According to Forbes and republished by Capital.gr, billionaire Vyacheslav Kim, major shareholder and chairman of the London-based listed company Kaspi Bank, Kazakhstan's largest payment and fintech company, lost $ 1,4 billion as its share "fell" by 30% from $ 118 on January 4 to $ 87 on January 6, with the net worth of its assets falling to $ 4,2 billion from $ 5,7 billion.

Georgia-born but Kazakhstan-based Mikhail Lomtadze, CEO of Kaspi, also lost about $ 1,4 billion and his net worth collapsed from $ 5,2 billion on January 4 to $ 3,8 billion. billion dollars on January 6 - in two nights of uncertainty for the country. The stock sank after reports that banks, including Kaspi and Halyk, would not pay their pensions until the government declared a state of emergency until January 19.
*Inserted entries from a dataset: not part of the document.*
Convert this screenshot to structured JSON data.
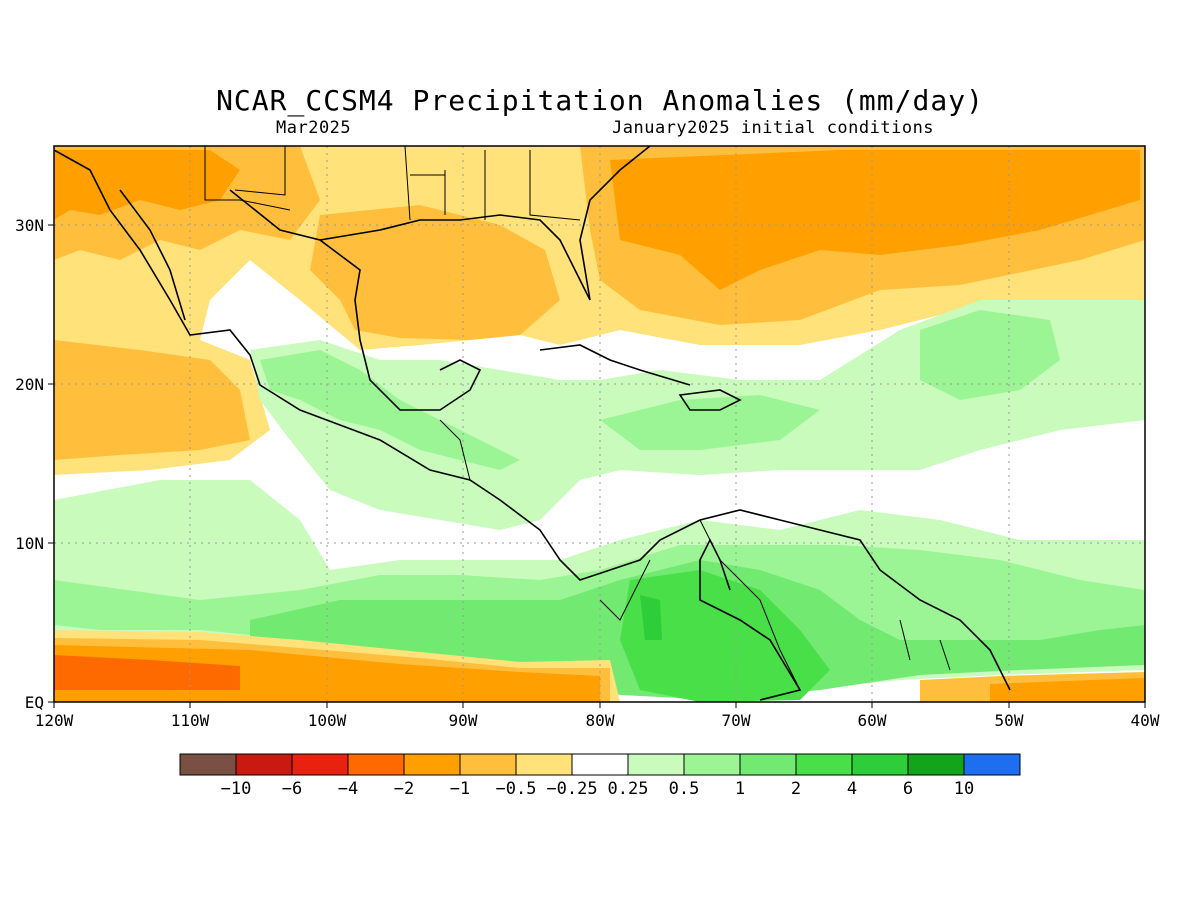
{
  "title": "NCAR_CCSM4 Precipitation Anomalies (mm/day)",
  "subtitle_left": "Mar2025",
  "subtitle_right": "January2025 initial conditions",
  "x_ticks": [
    "120W",
    "110W",
    "100W",
    "90W",
    "80W",
    "70W",
    "60W",
    "50W",
    "40W"
  ],
  "y_ticks": [
    "EQ",
    "10N",
    "20N",
    "30N"
  ],
  "colorbar": {
    "colors": [
      "#7a5045",
      "#c81a10",
      "#e8220f",
      "#ff6a00",
      "#ff9f00",
      "#ffbf3c",
      "#ffe27a",
      "#ffffff",
      "#c8fbbc",
      "#9cf594",
      "#72ea72",
      "#48df48",
      "#2ecd3a",
      "#12a51c",
      "#1e6ff0"
    ],
    "labels": [
      "-10",
      "-6",
      "-4",
      "-2",
      "-1",
      "-0.5",
      "-0.25",
      "0.25",
      "0.5",
      "1",
      "2",
      "4",
      "6",
      "10"
    ]
  },
  "legend_colors": {
    "dry_strong": "#ff6a00",
    "dry": "#ff9f00",
    "dry_mod": "#ffbf3c",
    "dry_weak": "#ffe27a",
    "wet_weak": "#c8fbbc",
    "wet": "#9cf594",
    "wet_mod": "#72ea72",
    "wet_strong": "#48df48",
    "wet_vstrong": "#2ecd3a"
  }
}
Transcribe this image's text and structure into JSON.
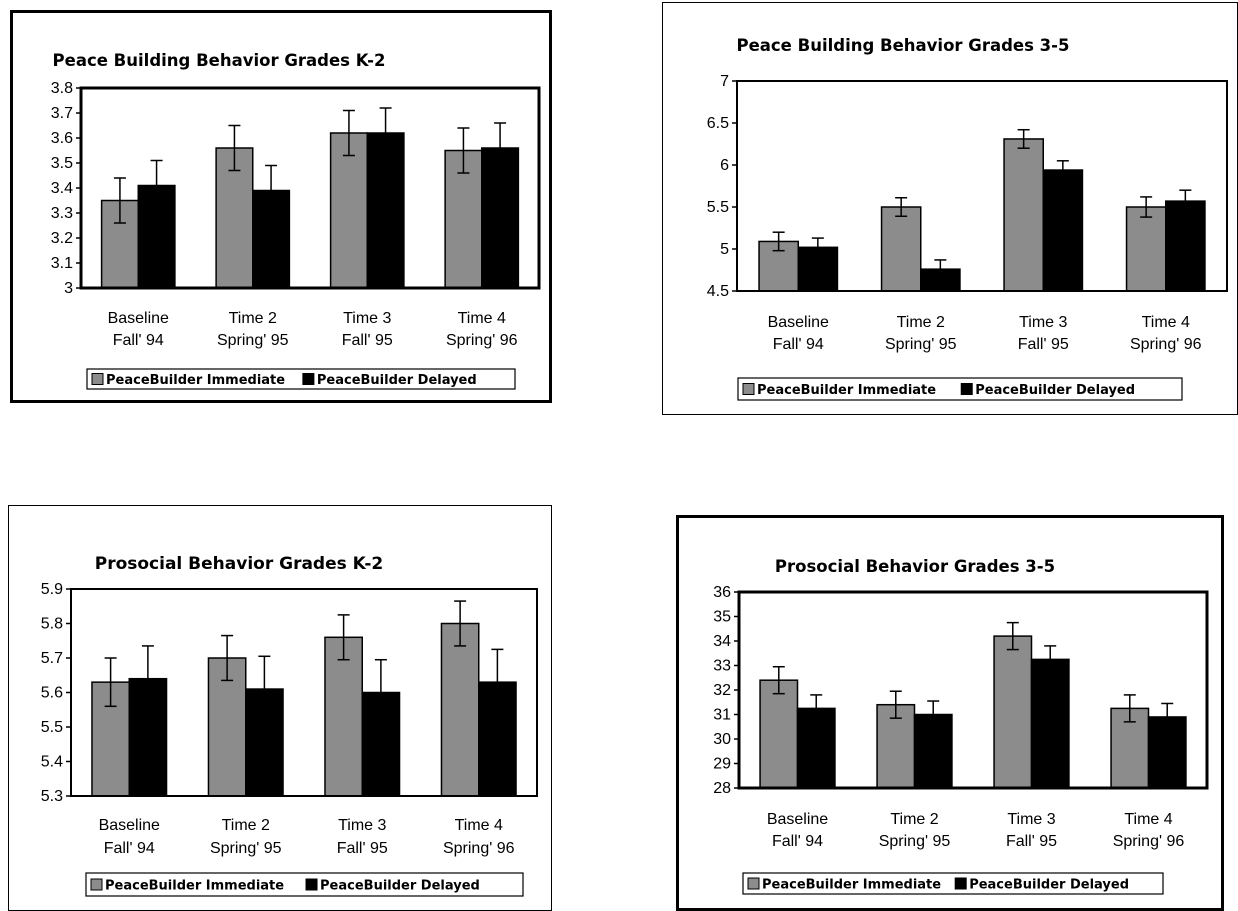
{
  "chart_data": [
    {
      "type": "bar",
      "title": "Peace Building Behavior Grades K-2",
      "categories": [
        [
          "Baseline",
          "Fall' 94"
        ],
        [
          "Time 2",
          "Spring' 95"
        ],
        [
          "Time 3",
          "Fall' 95"
        ],
        [
          "Time 4",
          "Spring' 96"
        ]
      ],
      "yticks": [
        "3",
        "3.1",
        "3.2",
        "3.3",
        "3.4",
        "3.5",
        "3.6",
        "3.7",
        "3.8"
      ],
      "ylim": [
        3,
        3.8
      ],
      "series": [
        {
          "name": "PeaceBuilder Immediate",
          "color": "#8c8c8c",
          "values": [
            3.35,
            3.56,
            3.62,
            3.55
          ],
          "errors": [
            0.09,
            0.09,
            0.09,
            0.09
          ]
        },
        {
          "name": "PeaceBuilder Delayed",
          "color": "#000000",
          "values": [
            3.41,
            3.39,
            3.62,
            3.56
          ],
          "errors": [
            0.1,
            0.1,
            0.1,
            0.1
          ]
        }
      ],
      "legend": "bottom"
    },
    {
      "type": "bar",
      "title": "Peace Building Behavior Grades 3-5",
      "categories": [
        [
          "Baseline",
          "Fall' 94"
        ],
        [
          "Time 2",
          "Spring' 95"
        ],
        [
          "Time 3",
          "Fall' 95"
        ],
        [
          "Time 4",
          "Spring' 96"
        ]
      ],
      "yticks": [
        "4.5",
        "5",
        "5.5",
        "6",
        "6.5",
        "7"
      ],
      "ylim": [
        4.5,
        7
      ],
      "series": [
        {
          "name": "PeaceBuilder Immediate",
          "color": "#8c8c8c",
          "values": [
            5.09,
            5.5,
            6.31,
            5.5
          ],
          "errors": [
            0.11,
            0.11,
            0.11,
            0.12
          ]
        },
        {
          "name": "PeaceBuilder Delayed",
          "color": "#000000",
          "values": [
            5.02,
            4.76,
            5.94,
            5.57
          ],
          "errors": [
            0.11,
            0.11,
            0.11,
            0.13
          ]
        }
      ],
      "legend": "bottom"
    },
    {
      "type": "bar",
      "title": "Prosocial Behavior Grades K-2",
      "categories": [
        [
          "Baseline",
          "Fall' 94"
        ],
        [
          "Time 2",
          "Spring' 95"
        ],
        [
          "Time 3",
          "Fall' 95"
        ],
        [
          "Time 4",
          "Spring' 96"
        ]
      ],
      "yticks": [
        "5.3",
        "5.4",
        "5.5",
        "5.6",
        "5.7",
        "5.8",
        "5.9"
      ],
      "ylim": [
        5.3,
        5.9
      ],
      "series": [
        {
          "name": "PeaceBuilder Immediate",
          "color": "#8c8c8c",
          "values": [
            5.63,
            5.7,
            5.76,
            5.8
          ],
          "errors": [
            0.07,
            0.065,
            0.065,
            0.065
          ]
        },
        {
          "name": "PeaceBuilder Delayed",
          "color": "#000000",
          "values": [
            5.64,
            5.61,
            5.6,
            5.63
          ],
          "errors": [
            0.095,
            0.095,
            0.095,
            0.095
          ]
        }
      ],
      "legend": "bottom"
    },
    {
      "type": "bar",
      "title": "Prosocial Behavior Grades 3-5",
      "categories": [
        [
          "Baseline",
          "Fall' 94"
        ],
        [
          "Time 2",
          "Spring' 95"
        ],
        [
          "Time 3",
          "Fall' 95"
        ],
        [
          "Time 4",
          "Spring' 96"
        ]
      ],
      "yticks": [
        "28",
        "29",
        "30",
        "31",
        "32",
        "33",
        "34",
        "35",
        "36"
      ],
      "ylim": [
        28,
        36
      ],
      "series": [
        {
          "name": "PeaceBuilder Immediate",
          "color": "#8c8c8c",
          "values": [
            32.4,
            31.4,
            34.2,
            31.25
          ],
          "errors": [
            0.55,
            0.55,
            0.55,
            0.55
          ]
        },
        {
          "name": "PeaceBuilder Delayed",
          "color": "#000000",
          "values": [
            31.25,
            31,
            33.25,
            30.9
          ],
          "errors": [
            0.55,
            0.55,
            0.55,
            0.55
          ]
        }
      ],
      "legend": "bottom"
    }
  ]
}
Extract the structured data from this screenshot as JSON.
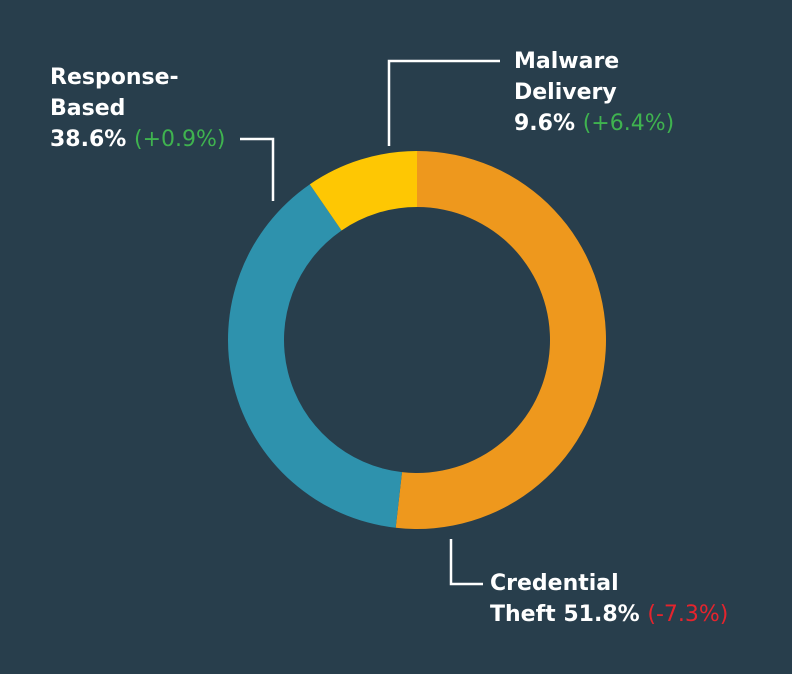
{
  "chart_data": {
    "type": "pie",
    "variant": "donut",
    "slices": [
      {
        "name_lines": [
          "Credential",
          "Theft"
        ],
        "value": 51.8,
        "value_label": "51.8%",
        "change_label": "(-7.3%)",
        "change_direction": "negative",
        "color": "#ee981d"
      },
      {
        "name_lines": [
          "Response-",
          "Based"
        ],
        "value": 38.6,
        "value_label": "38.6%",
        "change_label": "(+0.9%)",
        "change_direction": "positive",
        "color": "#2e92ad"
      },
      {
        "name_lines": [
          "Malware",
          "Delivery"
        ],
        "value": 9.6,
        "value_label": "9.6%",
        "change_label": "(+6.4%)",
        "change_direction": "positive",
        "color": "#fec703"
      }
    ],
    "start_angle_deg": 0,
    "direction": "clockwise",
    "legend": "none"
  },
  "colors": {
    "background": "#283e4c",
    "text": "#ffffff",
    "change_positive": "#3fb34f",
    "change_negative": "#e5242d",
    "leader_line": "#ffffff"
  }
}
One of Nazarbayev's three daughters, Dinara Kulibaeva, and her husband, Timur Kulibaev, lost $ 200 million together as the value of their stake in London-listed JSC Halyk Bank fell 16%. The couple - valued at $ 3,1 billion per person, according to Forbes - owns the bank's majority stake, as well as large portfolios of real estate and private investment.

Timur Kulibaev, 55, emerged from Kazakhstan's natural mineral industry to become chairman of the Samruk-Kazyna National Welfare Fund, and later served on the board of the Russian energy giant Gazprom. In 1992, during the first period of privatization in Kazakhstan, Kulibaev created the investment group Altyn Alma to take advantage of the opportunities created in the country - later the group was renamed Almex LLP.

Success came in 2004 when Kulibaev's company sold Kar-Tel - which operates in Kazakhstan - to VimpelCom for $ 350 million. In 2014, Kulibaev sold Altynalmas Gold to Polymetal, partly owned by Russian billionaire Alexander Nesis, for cash and shares in the company.